Le ministre chargé de l'industrie et de l'économie numérique, Eric Besson, a annoncé, ce 9 juin, la création de commissions régionales d'aménagement numérique du territoire lors des cinquièmes Assises du très haut débit, réunies à l'Assemblée nationale sur l'initiative de la députée d'Eure-et-Loir, Laure de La Raudière. "Je sais que de nombreuses collectivités s'interrogent sur la réalité des engagements des opérateurs et sur l'articulation entre les réseaux des opérateurs et les réseaux d'initiative publique", a justifié le ministre en référence aux manifestations d'intentions d'investissements des opérateurs, présentées par lui-même et ses collègues du gouvernement, ce 27 avril.
Seul département à avoir précisément chiffré l'étude du déploiement de la fibre sur tout son territoire, le conseil général de Seine-et-Marne avait en effet demandé des garanties en ce sens au gouvernement, dès fin avril.
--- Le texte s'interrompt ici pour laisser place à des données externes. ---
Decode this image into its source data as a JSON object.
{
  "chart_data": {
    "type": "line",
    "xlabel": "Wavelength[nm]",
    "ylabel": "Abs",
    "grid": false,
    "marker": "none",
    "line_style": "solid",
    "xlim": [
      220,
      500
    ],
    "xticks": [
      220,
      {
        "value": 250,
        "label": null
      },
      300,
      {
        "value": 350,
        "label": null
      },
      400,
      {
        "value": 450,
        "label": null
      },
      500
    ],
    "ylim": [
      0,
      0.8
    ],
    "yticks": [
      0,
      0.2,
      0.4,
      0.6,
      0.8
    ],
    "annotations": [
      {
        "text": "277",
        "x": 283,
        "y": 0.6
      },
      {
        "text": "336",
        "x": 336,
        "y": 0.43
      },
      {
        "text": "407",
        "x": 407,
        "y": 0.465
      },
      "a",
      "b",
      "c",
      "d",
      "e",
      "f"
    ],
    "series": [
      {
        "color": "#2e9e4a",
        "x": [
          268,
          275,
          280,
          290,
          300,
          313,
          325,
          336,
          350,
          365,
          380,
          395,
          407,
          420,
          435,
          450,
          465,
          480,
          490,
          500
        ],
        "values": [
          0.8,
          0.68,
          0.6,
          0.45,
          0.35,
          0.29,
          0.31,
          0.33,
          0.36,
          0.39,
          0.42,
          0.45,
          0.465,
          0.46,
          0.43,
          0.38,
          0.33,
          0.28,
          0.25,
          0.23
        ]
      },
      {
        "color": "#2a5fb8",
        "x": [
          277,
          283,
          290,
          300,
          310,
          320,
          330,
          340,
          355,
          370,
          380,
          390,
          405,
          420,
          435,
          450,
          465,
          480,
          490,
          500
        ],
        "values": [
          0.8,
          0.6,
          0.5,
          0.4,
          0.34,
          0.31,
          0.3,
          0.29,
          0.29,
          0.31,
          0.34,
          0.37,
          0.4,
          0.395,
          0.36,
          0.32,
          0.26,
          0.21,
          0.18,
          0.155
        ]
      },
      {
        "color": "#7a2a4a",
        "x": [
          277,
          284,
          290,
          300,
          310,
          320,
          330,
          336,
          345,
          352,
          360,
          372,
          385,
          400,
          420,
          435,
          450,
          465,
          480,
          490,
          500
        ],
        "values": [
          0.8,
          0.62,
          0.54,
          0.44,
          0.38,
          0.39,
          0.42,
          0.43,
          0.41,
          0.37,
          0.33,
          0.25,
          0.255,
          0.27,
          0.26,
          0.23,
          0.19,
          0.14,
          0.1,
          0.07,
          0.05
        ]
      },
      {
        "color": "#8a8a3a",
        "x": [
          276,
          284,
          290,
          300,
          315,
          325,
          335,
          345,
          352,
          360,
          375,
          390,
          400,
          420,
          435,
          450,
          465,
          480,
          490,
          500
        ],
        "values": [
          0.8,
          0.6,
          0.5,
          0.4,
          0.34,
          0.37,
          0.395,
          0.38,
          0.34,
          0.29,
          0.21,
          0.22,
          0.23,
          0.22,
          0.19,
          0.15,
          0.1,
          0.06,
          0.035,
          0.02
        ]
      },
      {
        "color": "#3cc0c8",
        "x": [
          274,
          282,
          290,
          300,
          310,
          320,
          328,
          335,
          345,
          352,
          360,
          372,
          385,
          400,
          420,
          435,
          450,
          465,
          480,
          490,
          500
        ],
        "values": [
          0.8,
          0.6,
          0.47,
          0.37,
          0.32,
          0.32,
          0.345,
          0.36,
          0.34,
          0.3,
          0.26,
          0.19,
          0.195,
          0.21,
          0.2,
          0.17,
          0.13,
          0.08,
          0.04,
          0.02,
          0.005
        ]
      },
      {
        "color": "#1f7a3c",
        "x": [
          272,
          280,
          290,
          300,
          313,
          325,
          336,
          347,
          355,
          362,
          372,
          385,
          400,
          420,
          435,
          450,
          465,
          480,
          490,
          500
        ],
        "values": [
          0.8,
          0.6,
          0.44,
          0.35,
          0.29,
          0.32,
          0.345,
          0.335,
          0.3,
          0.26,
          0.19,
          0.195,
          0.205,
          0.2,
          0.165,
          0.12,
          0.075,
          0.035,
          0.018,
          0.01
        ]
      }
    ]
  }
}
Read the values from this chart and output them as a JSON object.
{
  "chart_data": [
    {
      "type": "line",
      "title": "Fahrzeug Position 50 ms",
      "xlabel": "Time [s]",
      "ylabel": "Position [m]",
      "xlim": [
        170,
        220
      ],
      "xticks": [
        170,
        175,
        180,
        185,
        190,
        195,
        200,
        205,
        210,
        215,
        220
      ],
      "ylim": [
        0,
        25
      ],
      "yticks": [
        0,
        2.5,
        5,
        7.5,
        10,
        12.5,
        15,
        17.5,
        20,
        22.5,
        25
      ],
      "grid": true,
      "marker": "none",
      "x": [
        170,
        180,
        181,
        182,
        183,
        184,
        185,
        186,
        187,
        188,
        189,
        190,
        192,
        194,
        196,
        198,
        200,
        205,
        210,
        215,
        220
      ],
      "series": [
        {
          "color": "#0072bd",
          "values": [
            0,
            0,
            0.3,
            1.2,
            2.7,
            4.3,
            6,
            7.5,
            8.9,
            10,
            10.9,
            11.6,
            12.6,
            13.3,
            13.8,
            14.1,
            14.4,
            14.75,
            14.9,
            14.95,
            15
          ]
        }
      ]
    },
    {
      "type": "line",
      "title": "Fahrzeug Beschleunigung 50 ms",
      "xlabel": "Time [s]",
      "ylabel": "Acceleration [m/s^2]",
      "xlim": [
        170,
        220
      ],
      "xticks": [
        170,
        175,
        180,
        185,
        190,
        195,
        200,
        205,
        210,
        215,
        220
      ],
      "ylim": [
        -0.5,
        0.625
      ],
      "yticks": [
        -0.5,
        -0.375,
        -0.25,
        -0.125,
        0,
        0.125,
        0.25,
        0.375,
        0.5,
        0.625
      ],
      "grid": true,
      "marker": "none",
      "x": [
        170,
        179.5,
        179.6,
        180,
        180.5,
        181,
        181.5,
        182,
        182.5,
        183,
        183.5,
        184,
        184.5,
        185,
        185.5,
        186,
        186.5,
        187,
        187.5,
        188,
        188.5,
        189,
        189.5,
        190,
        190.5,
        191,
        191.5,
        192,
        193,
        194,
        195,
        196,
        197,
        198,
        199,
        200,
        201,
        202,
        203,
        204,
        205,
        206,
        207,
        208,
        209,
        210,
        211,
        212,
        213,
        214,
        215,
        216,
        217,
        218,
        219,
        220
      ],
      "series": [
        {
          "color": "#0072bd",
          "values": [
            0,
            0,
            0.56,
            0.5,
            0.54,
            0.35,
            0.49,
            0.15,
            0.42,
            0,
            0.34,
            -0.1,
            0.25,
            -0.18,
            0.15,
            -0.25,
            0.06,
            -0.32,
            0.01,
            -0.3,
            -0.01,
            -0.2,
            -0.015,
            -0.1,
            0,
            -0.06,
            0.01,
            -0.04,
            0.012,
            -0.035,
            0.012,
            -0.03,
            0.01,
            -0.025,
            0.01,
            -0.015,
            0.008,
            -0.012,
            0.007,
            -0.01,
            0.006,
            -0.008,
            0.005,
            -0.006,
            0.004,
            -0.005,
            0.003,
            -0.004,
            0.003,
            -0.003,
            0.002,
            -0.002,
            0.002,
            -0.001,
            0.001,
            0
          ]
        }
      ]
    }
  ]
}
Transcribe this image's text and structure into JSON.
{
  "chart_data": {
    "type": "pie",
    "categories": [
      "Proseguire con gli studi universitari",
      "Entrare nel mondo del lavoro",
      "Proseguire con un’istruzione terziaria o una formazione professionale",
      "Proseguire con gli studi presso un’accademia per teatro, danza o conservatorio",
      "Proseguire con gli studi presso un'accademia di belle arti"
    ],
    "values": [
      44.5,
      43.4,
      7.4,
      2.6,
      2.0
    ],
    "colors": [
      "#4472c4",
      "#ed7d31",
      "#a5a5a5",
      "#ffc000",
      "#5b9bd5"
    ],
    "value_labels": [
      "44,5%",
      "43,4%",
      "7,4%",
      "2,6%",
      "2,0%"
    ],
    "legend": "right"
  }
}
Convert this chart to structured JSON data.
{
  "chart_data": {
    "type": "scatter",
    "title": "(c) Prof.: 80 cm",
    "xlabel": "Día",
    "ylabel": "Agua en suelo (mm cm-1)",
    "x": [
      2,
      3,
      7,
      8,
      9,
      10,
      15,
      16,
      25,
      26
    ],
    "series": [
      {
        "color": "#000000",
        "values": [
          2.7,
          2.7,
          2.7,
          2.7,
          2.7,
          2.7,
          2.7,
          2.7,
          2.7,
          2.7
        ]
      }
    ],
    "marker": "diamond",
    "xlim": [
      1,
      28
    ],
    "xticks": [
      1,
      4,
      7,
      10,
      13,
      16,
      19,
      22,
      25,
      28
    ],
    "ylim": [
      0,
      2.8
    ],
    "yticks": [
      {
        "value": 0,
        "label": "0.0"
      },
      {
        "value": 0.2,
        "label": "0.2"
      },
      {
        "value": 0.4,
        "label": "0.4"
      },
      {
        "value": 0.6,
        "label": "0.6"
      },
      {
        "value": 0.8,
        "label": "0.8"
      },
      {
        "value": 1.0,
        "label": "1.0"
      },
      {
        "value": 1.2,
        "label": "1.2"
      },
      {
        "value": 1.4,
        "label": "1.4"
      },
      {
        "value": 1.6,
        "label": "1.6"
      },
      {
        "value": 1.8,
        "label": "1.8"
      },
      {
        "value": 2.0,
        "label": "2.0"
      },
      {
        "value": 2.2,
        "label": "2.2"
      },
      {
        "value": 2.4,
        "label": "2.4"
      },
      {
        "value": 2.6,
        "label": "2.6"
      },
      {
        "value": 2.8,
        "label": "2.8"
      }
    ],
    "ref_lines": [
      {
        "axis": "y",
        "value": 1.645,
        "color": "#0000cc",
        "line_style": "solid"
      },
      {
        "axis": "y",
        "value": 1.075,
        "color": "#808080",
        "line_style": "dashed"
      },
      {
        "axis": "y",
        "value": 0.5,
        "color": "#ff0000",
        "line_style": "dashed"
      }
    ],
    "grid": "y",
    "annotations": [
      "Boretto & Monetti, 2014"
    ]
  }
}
De même, l'Association des villes et collectivités pour les communications électroniques et l'audiovisuel (Avicca) appelait déjà à passer "du guichet B [ndlr : qui finance les initiatives des collectivités] au plan B".
Pour garantir une complémentarité entre les initiatives privées et les initiatives publiques et faciliter l'élaboration des schémas directeurs d'aménagement numérique (SDTAN) institués par la loi du 17 décembre 2009 relative à la fracture numérique (dite loi Pintat), le ministre joue donc maintenant, après le niveau départemental, l'échelon régional.
Les futures commissions devront ainsi réunir les opérateurs, les collectivités "ainsi que l'ensemble des administrations concernées". Elles accompagneront les collectivités sur trois points : l'élaboration de leurs SDTAN ; l'articulation entre investissements publics et privés ; la conformité avec le programme national très haut débit. "Cela marque l'engagement de l'Etat aux côtés des collectivités dans un effort commun d'aménagement du territoire", a conclu le ministre.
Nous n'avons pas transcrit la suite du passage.